One of the major eighteenth- and nineteenth-century theories about the origin of religion, the theory of fertility religion proposes that all religion springs from the sense of awe and delight born of humanity’s experience of its own reproductive powers, and the fertility and abundance of living nature. It emerged in the second half of the eighteenth century as European scholars found themselves confronted with the contrast between the guilt and shame with which the western cultures of the time surrounded sex, and the exuberance with which ancient Greeks and Romans, modern Hindus, and people of several other non-western cultures treated sexuality as a natural part of life. English classical scholar Richard Payne Knight (1751–1824) launched the concept of fertility religion into scholarly discussion in his A Discourse on the Worship of Priapus (1786), and it remained a major force in comparative religion until the early twentieth century, when Sir James Frazer’s massive The Golden Bough (1917) defended it in immense detail.
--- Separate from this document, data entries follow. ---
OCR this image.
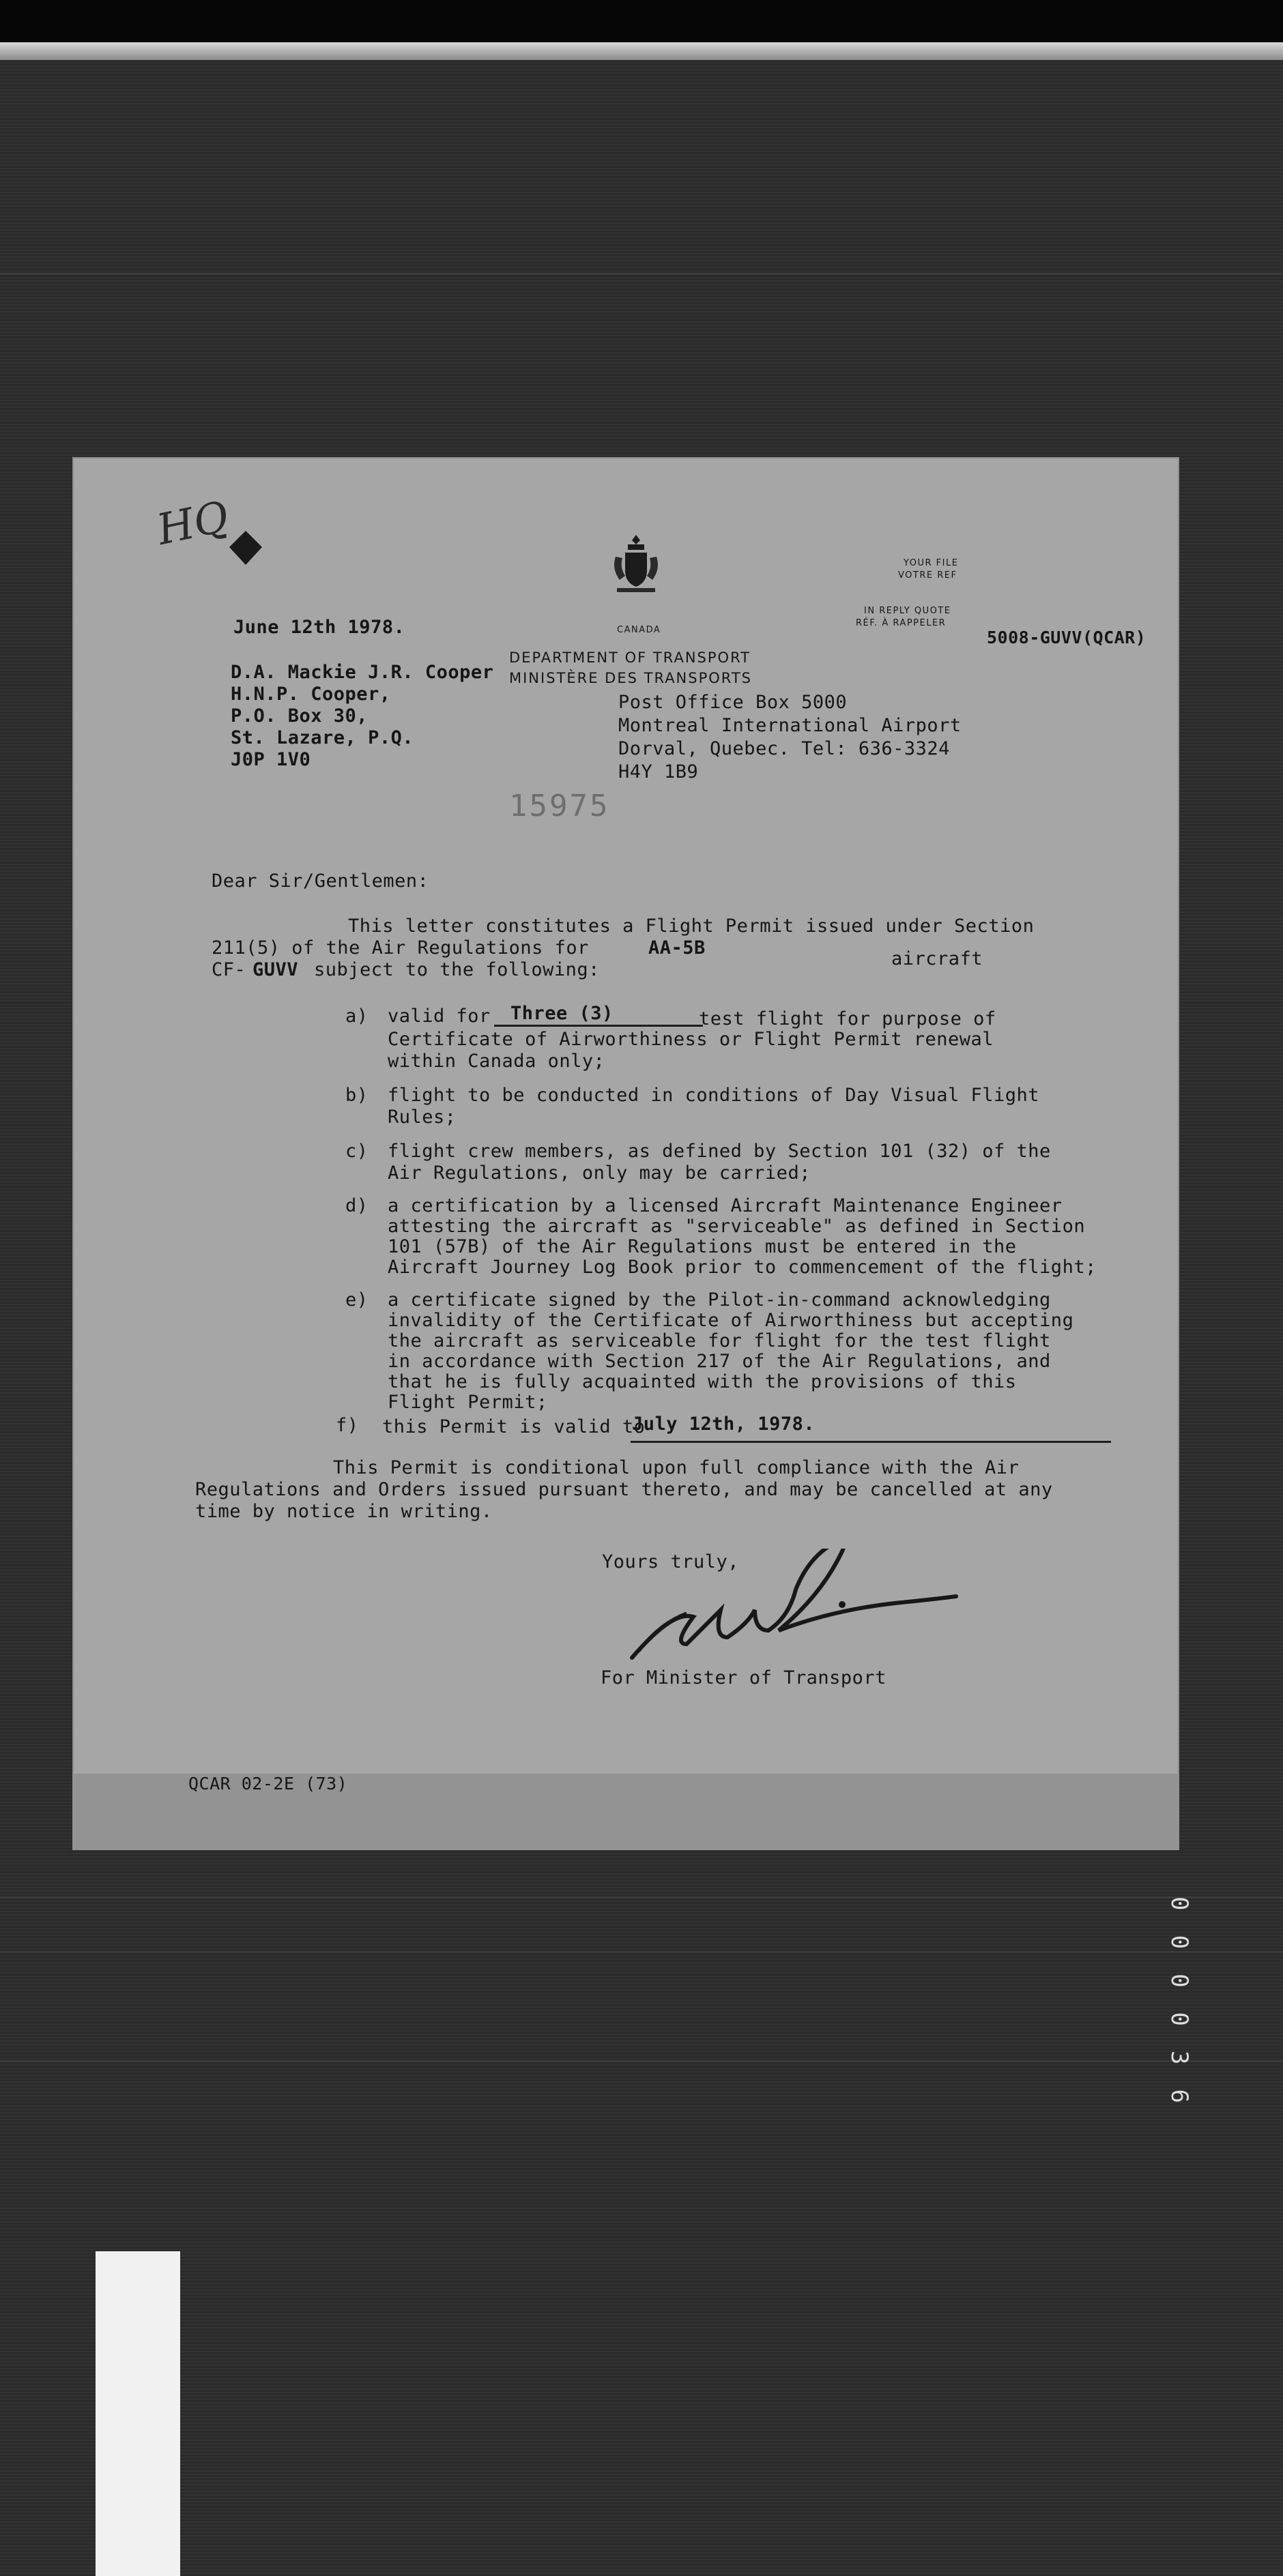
HQ
CANADA
DEPARTMENT OF TRANSPORT
MINISTÈRE DES TRANSPORTS
YOUR FILE
VOTRE REF
IN REPLY QUOTE
RÉF. À RAPPELER
5008-GUVV(QCAR)
June 12th 1978.
D.A. Mackie J.R. Cooper
H.N.P. Cooper,
P.O. Box 30,
St. Lazare, P.Q.
J0P 1V0
Post Office Box 5000
Montreal International Airport
Dorval, Quebec. Tel: 636-3324
H4Y 1B9
15975
Dear Sir/Gentlemen:
This letter constitutes a Flight Permit issued under Section
211(5) of the Air Regulations for	AA-5B
aircraft
CF- GUVV subject to the following:
a) valid for Three (3)	test flight for purpose of
Certificate of Airworthiness or Flight Permit renewal
within Canada only;
b) flight to be conducted in conditions of Day Visual Flight
Rules;
c) flight crew members, as defined by Section 101 (32) of the
Air Regulations, only may be carried;
d) a certification by a licensed Aircraft Maintenance Engineer
attesting the aircraft as "serviceable" as defined in Section
101 (57B) of the Air Regulations must be entered in the
Aircraft Journey Log Book prior to commencement of the flight;
e) a certificate signed by the Pilot-in-command acknowledging
invalidity of the Certificate of Airworthiness but accepting
the aircraft as serviceable for flight for the test flight
in accordance with Section 217 of the Air Regulations, and
that he is fully acquainted with the provisions of this
Flight Permit;
f) this Permit is valid to
July 12th, 1978.
This Permit is conditional upon full compliance with the Air
Regulations and Orders issued pursuant thereto, and may be cancelled at any
time by notice in writing.
Yours truly,
For Minister of Transport
QCAR 02-2E (73)
000036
Like its rival and occasional ally, the theory of astronomical religion, the fertility religion theory started as an explanation for the origin of all religions other than Judaism and Christianity. Where the astronomical theory was often used to dismiss pagan faiths as products of human ignorance, though, a surprising number of fertility religion theorists considered the old fertility faiths better than the Judeo-Christian tradition precisely because they made room for a positive attitude toward sex. Payne Knight led the way in this, putting edgy comments about “the sour mythology of the Christians” in his book and pointing out that, whatever the supposed moral failings of the old sexual faiths, they had managed to avoid persecuting other religions. See astronomical religion.
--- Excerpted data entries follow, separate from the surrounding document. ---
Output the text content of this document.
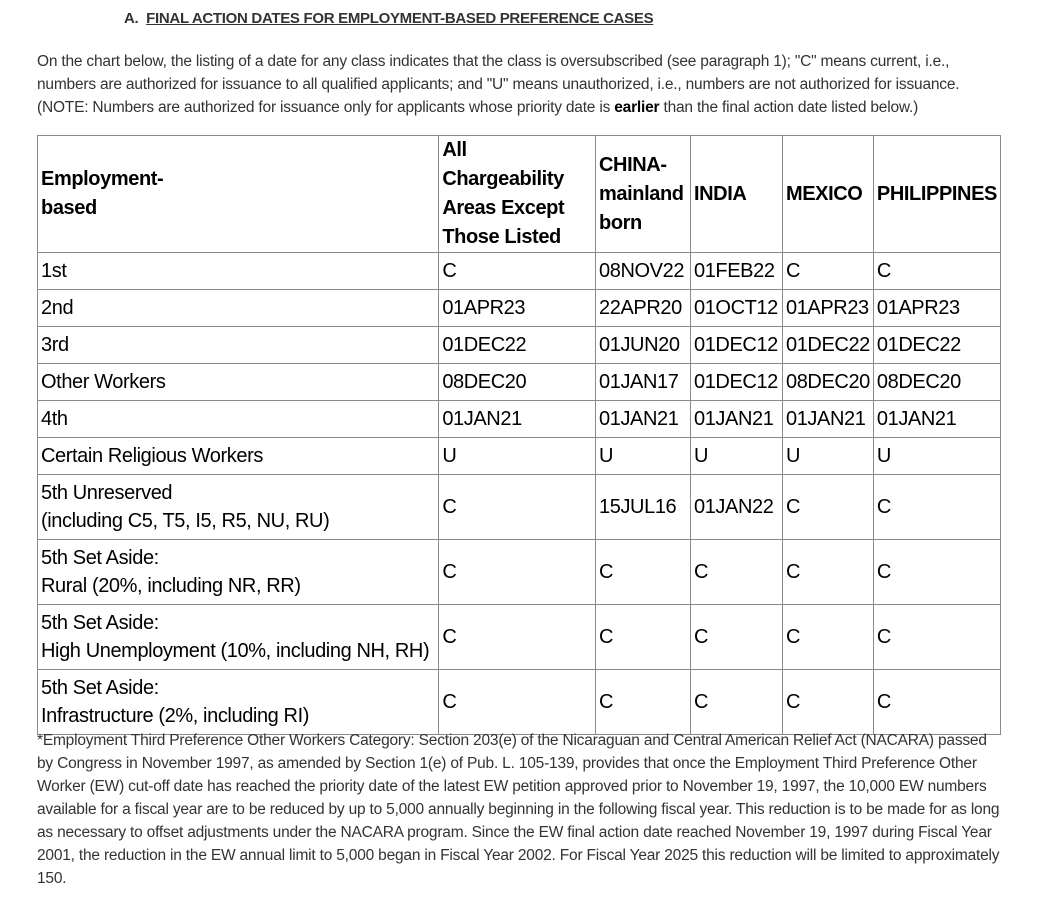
A. FINAL ACTION DATES FOR EMPLOYMENT-BASED PREFERENCE CASES
On the chart below, the listing of a date for any class indicates that the class is oversubscribed (see paragraph 1); "C" means current, i.e., numbers are authorized for issuance to all qualified applicants; and "U" means unauthorized, i.e., numbers are not authorized for issuance. (NOTE: Numbers are authorized for issuance only for applicants whose priority date is earlier than the final action date listed below.)
Employment-
based	All Chargeability
Areas Except
Those Listed	CHINA-
mainland
born	INDIA	MEXICO	PHILIPPINES
1st	C	08NOV22	01FEB22	C	C
2nd	01APR23	22APR20	01OCT12	01APR23	01APR23
3rd	01DEC22	01JUN20	01DEC12	01DEC22	01DEC22
Other Workers	08DEC20	01JAN17	01DEC12	08DEC20	08DEC20
4th	01JAN21	01JAN21	01JAN21	01JAN21	01JAN21
Certain Religious Workers	U	U	U	U	U
5th Unreserved
(including C5, T5, I5, R5, NU, RU)	C	15JUL16	01JAN22	C	C
5th Set Aside:
Rural (20%, including NR, RR)	C	C	C	C	C
5th Set Aside:
High Unemployment (10%, including NH, RH)	C	C	C	C	C
5th Set Aside:
Infrastructure (2%, including RI)	C	C	C	C	C
*Employment Third Preference Other Workers Category: Section 203(e) of the Nicaraguan and Central American Relief Act (NACARA) passed by Congress in November 1997, as amended by Section 1(e) of Pub. L. 105-139, provides that once the Employment Third Preference Other Worker (EW) cut-off date has reached the priority date of the latest EW petition approved prior to November 19, 1997, the 10,000 EW numbers available for a fiscal year are to be reduced by up to 5,000 annually beginning in the following fiscal year. This reduction is to be made for as long as necessary to offset adjustments under the NACARA program. Since the EW final action date reached November 19, 1997 during Fiscal Year 2001, the reduction in the EW annual limit to 5,000 began in Fiscal Year 2002. For Fiscal Year 2025 this reduction will be limited to approximately 150.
Yet the quest for sexual symbolism in religion eventually opened up the possibility that Judaism and Christianity, too, might be interpreted in sexual terms. This seems to have been done first by the Welsh Druid Owen Morgan, head of a Druid order based at Pontypridd and the author of the privately printed The Light of Britannia (1888), a work that fused the astronomical and fertility theories of religion and interpreted Christianity in their light. To Morgan, Jesus was simply another fertility deity whose life, death, and resurrection had a primarily sexual meaning. His approach was taken up by a minority of nineteenth- and twentieth-century writers but never gained the popularity of astronomical interpretations of Christian myth. See Christian origins; Druid Revival.
The theory of fertility religion formulated by Sir James Frazer in the early twentieth century, and popularized by the many volumes of The Golden Bough, had a much more extensive impact by way of Margaret Murray, an Egyptologist turned medieval historian who projected Frazer’s theories onto the witchcraft persecutions of the fifteenth, sixteenth, and seventeenth centuries and came to the conclusion that the witch trials were aimed at exterminating a surviving fertility cult in western Europe. Despite massive problems with issues of evidence, Murray’s claim was widely accepted during the middle years of the twentieth century and gave a crucial boost to the rise of Wicca, the first widely publicized neo-pagan religion. See Murray hypothesis; Wicca.